Generally, execution environments for Java can get implemented in various ways and it is impossible to say what “Java” does in general.
When the application is built, both classes A
and B
are loaded into memory
by the static loader.
Both classes are in memory, along with the definitions of all their member methods.
The standard way of deployment is to compile Java source code to bytecode. When the application is executed, the classes will be loaded. There is no such thing as a “static loader”. There are different class loaders. When the class files are delivered on the class path, they will be loaded by the application class loader.
When B
is instantiated with the above statement, a memory space in the heap
is allocated for that object b
.
The methods m1()
, m2()
and m99()
all have their definitions in this space of b
.
As said by Andreas, the method definitions are part of the JVM’s class representation. The object only contains a reference (pointer) to the class.
These method definitions are only references to the method "templates" existing
in the class definitions. In the class, these methods are sequences of operations--
parameterized operations if the method is executing on any parameter and/or global variable.
The terms “definitions” and “templates” and the way you use them, are creating unnecessary confusion. The instruction sequences are part of a methods definition. There is a reference from the object to these definitions, either indirectly via the already mentioned reference to the class, or directly via a table of method pointers, known as “vtable”, a widespread optimization.

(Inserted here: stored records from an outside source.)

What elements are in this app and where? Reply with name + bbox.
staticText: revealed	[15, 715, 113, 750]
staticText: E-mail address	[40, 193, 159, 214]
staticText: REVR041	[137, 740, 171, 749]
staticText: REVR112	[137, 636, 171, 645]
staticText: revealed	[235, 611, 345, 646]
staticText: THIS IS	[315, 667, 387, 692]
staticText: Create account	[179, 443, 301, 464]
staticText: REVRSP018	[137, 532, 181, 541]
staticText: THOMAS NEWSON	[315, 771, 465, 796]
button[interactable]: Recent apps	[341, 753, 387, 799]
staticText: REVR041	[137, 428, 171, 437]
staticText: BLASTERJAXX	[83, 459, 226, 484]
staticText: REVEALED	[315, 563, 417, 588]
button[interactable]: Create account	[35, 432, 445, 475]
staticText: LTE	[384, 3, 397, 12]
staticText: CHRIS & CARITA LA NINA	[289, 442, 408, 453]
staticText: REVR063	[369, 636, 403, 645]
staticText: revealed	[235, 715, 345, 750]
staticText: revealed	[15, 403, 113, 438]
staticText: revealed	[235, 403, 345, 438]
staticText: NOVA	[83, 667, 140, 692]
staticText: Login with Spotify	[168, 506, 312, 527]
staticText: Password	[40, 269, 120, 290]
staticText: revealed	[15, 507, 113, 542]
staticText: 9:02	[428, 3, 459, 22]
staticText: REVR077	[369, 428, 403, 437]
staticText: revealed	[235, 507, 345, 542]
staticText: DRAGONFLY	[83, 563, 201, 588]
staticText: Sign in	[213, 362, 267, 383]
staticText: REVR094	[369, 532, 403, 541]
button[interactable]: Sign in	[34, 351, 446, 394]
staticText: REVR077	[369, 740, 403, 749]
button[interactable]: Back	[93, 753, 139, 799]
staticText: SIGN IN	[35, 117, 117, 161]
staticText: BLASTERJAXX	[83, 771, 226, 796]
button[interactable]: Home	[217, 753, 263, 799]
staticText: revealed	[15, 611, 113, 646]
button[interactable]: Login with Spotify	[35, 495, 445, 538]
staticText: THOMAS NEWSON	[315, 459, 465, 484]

When one of the methods, say b.m99()
is invoked at runtime, JRE goes to class definition of B
to get that "template" (sequence of operations), looks up the current values of the fields of b
, fills in that "template" with the current values of these field(s), also pushes these current values to the stackspace and runs the methods by executing these operations it found on the class definition.
You should forget about that term “template”. The method definition contains a sequence of executable instructions and the JVM will execute these instructions. For instance methods, a pointer to the object data becomes the implicit first argument. No template will be filled with anything.
If the method is inherited from a superclass, Eg. m2()
above, the definition of that
method in the class (the definition mentioned in Paragraph-A above) is itself a reference to the definition of m2()
in class A.
At runtime, when b.m2()
is executed, JRE goes directly to class A
to find that "template" for the low-level operations to execute.
This is an implementation detail, but hold your breath…
These references to method definitions are checked at compile time and put into the bytecode. Eg. in the bytecode for the above case, class B
has, a direct reference to method m2()
of class A
for method m2()
it's inheriting from A
.
This is not, how Java works. In Java, the compiler will check for the presence of the invoked method, which succeeds as B
inherits the method from A
and its accessible, then, it will record an invocation as written in source code, for m2()
invoked on B
.
The fact that B
inherits the method, is an implementation detail of B
and allowed to change. A future version of B
may override the method. If that happens, A.m2()
may even get removed. Or a class C
may get introduced between A
and B
(C extends A
and B extends C
), which are all backwards compatible changes.
But back to the previous section, at runtime, an implementation may utilize the knowledge about actual inheritance. A JVM could search the super type hierarchy each time, a method is invoked, that would be valid but not very efficient.
A different strategy is to have the “vtable” mentioned above. Such a table is created for each class when it is initialized, starting with a copy of all superclass methods, entries of overridden methods replaced, and newly declared methods at the end.
So when an invocation instruction is executed the first time, it gets linked by determining the associated index in the vtable. Then, every invocation only needs to fetch the method pointer from the vtable of the object’s actual class, without ever traversing the class hierarchy.
That’s still only the way, an interpreted or less optimized execution works. When the JVM decides to optimize the invoking code further, it may predict the actual target of the method invocation. There are two ways in your example
the JVM uses the knowledge that A.m2()
has never overridden (it would have to remove such an optimization when a new class is loaded which does override the method)
It analyzes the code path, to determine that for B b = new B(); b.m2();
the target is fixed as the result of new B()
is always of type B
, not a superclass and not a subclass.
When the target is predicted, it can be inlined. Then, the optimized code simply does System.out.print(new Date());
and when there’s no other use of the B
instance, even the allocation may get eliminated.
So what the JVM does at runtime, may be entirely different than what has written in source code. Only the perceivable result (the date is printed) will be the same.